J'ai interviewé Julien Damon, dans la bonne humeur quoi qu'il soit l'auteur, aux Presses de Sciences Po, d'un très utile et instructif essai : Petit éloge de la sécu ! C'était l'occasion de débattre avec lui de l'intérêt de ce monopole d'Etat qu'est notre système de protection sociale. Et l'occasion de synthétiser et de commenter le PLFSS 2026 !
Ce projet de loi est présenté dans un contexte de défis majeurs pour le modèle social français, qui fête ses 80 ans. Le gouvernement identifie deux problèmes principaux : un virage démographique (vieillissement de la population, baisse de la natalité) qui pèse sur les dépenses et un déficit inédit des comptes sociaux, estimé à 23 milliards d'euros en 2025. L'objectif principal est de ramener ce déficit à 17,4 milliards d'euros en 2026 et de viser un retour à l'équilibre en 2029.
Pour y parvenir, le projet de loi propose une série de mesures d'économies et de réformes touchant toutes les branches de la Sécurité sociale, basées sur un "juste partage de l'effort".

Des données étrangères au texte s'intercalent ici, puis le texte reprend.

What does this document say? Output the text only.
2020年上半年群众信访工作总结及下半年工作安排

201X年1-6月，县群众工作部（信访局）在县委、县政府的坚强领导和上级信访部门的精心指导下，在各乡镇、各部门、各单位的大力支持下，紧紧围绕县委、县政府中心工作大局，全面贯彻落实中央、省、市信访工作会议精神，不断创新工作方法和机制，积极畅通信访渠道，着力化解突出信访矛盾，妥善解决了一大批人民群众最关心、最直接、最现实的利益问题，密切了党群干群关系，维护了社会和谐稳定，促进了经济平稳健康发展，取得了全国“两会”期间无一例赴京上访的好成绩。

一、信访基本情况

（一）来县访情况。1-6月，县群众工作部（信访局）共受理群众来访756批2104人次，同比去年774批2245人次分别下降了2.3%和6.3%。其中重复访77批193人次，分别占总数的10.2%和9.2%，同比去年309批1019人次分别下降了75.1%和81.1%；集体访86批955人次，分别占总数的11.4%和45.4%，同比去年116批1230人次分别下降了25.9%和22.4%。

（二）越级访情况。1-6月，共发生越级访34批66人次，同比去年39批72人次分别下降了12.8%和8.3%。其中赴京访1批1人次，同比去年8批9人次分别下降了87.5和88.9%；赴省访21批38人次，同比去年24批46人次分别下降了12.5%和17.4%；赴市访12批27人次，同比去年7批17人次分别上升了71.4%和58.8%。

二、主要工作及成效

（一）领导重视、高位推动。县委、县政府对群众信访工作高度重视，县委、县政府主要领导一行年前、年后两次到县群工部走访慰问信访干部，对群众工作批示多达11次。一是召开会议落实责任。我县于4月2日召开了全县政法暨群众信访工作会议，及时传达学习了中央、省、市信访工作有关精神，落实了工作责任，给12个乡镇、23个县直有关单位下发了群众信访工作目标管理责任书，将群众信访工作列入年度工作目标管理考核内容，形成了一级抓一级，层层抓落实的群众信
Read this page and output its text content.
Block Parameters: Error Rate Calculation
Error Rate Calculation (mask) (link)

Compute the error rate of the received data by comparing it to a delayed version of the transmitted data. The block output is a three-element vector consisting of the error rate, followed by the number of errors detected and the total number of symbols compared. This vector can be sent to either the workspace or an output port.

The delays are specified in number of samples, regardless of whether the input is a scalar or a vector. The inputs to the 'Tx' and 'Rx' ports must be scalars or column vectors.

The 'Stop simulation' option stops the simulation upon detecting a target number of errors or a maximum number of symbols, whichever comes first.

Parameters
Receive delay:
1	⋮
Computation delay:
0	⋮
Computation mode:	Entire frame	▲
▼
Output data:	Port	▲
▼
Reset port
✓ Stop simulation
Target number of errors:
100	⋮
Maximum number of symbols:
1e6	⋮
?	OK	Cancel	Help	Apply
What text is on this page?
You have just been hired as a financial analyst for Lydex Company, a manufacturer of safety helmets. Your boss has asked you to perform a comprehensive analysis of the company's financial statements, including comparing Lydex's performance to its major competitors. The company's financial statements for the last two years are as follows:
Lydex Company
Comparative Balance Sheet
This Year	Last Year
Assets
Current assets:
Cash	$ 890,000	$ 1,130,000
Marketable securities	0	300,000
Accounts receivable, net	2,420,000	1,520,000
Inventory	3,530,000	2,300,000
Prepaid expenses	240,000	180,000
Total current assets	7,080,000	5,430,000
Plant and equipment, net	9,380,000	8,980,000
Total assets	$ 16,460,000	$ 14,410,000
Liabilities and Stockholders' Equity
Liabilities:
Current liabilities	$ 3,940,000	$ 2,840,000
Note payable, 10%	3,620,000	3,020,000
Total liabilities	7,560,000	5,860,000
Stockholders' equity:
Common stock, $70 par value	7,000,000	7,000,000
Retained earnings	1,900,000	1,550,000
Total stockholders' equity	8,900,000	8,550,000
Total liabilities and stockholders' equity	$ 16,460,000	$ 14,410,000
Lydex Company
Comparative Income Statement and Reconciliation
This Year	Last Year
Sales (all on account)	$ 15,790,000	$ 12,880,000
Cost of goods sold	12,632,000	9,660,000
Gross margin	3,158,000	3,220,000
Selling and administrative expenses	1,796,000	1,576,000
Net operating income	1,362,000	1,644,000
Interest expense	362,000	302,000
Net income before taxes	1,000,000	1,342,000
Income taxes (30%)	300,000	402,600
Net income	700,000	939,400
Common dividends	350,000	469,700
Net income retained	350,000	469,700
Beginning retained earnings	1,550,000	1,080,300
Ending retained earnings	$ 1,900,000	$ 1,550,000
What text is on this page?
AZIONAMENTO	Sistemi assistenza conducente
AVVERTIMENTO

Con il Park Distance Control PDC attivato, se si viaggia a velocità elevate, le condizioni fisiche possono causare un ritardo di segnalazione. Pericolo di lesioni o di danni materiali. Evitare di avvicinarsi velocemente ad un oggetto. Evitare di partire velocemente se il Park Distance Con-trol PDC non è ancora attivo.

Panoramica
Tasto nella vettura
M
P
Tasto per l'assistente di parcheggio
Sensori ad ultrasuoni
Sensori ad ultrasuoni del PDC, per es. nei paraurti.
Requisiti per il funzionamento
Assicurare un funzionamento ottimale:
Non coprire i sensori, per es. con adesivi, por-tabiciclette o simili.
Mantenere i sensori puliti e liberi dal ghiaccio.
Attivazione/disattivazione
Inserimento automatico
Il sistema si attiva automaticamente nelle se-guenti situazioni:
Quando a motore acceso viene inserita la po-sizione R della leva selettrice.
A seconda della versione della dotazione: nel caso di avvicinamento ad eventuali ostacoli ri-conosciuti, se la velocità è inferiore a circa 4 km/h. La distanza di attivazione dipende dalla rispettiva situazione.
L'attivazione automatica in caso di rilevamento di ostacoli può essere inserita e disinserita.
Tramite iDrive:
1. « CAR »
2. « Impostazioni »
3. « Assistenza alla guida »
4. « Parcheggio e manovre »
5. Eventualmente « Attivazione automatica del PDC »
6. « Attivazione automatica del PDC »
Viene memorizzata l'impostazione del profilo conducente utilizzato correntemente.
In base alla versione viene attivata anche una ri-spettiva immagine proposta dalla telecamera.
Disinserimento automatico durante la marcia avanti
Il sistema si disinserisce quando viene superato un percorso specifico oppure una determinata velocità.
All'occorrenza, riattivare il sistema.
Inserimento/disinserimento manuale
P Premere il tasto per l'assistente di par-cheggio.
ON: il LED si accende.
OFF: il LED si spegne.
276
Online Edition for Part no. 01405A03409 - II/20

🩺 Santé : maîtriser les dépenses tout en réformant l'accès aux soins
La branche maladie étant la plus déficitaire (-17,2 Md€ en 2025), elle concentre une part importante des efforts, avec un objectif d'économies de 7,1 milliards d'euros.
- Augmentation de la participation des assurés : le projet prévoit de doubler le montant des participations forfaitaires et des franchises sur les médicaments, les actes paramédicaux et les transports sanitaires. Les plafonds annuels seront également doublés, passant de 50 € à 100 €. Cette mesure devrait générer 2,3 Md€ d'économies. Les publics les plus fragiles (bénéficiaires de la C2S, femmes enceintes, mineurs) resteront exonérés.
- Réduction des prises en charge : le taux de remboursement des cures thermales sera diminué et l'exonération du ticket modérateur pour les médicaments à faible service médical rendu pour les patients en ALD sera supprimée.
- Maîtrise des arrêts de travail : face à une progression jugée insoutenable, la durée maximale d'un arrêt de travail initial sera limitée (ex: 15 jours en ville), nécessitant un suivi plus rapproché pour les prolongations.
- Régulation des tarifs et contributions :
- Le gouvernement pourra procéder à des baisses de tarifs dans les secteurs jugés à "rentabilité manifestement excessive" comme la radiothérapie ou la dialyse.
- Les organismes complémentaires santé (mutuelles) seront soumis à une taxation exceptionnelle de 1 milliard d'euros.
- Des baisses de prix de 1,4 Md€ seront imposées aux industries du médicament.
👨👩👧👦 Famille : adaptation aux nouveaux besoins et recherche d'efficience
La politique familiale est réorientée pour mieux répondre aux défis actuels, notamment la baisse de la natalité.
- Création du "congé de naissance" : un nouveau congé mieux rémunéré (indemnisé selon le salaire antérieur) sera créé pour chaque parent, d'une durée allant jusqu'à deux mois, à prendre de manière simultanée ou alternée. Il sera effectif en 2027.
- Réforme des allocations familiales : pour financer en partie le nouveau congé, l'âge de la majoration des allocations familiales sera progressivement relevé de 14 à 18 ans pour les nouveaux bénéficiaires. Cette mesure vise une économie de plus de 200 M€ dès 2026.
👴 Retraites : assurer la pérennité financière
Malgré la réforme de 2023, la branche vieillesse reste structurellement déficitaire (-6,3 Md€ en 2025). Le projet de loi acte des mesures pour maîtriser la progression des dépenses.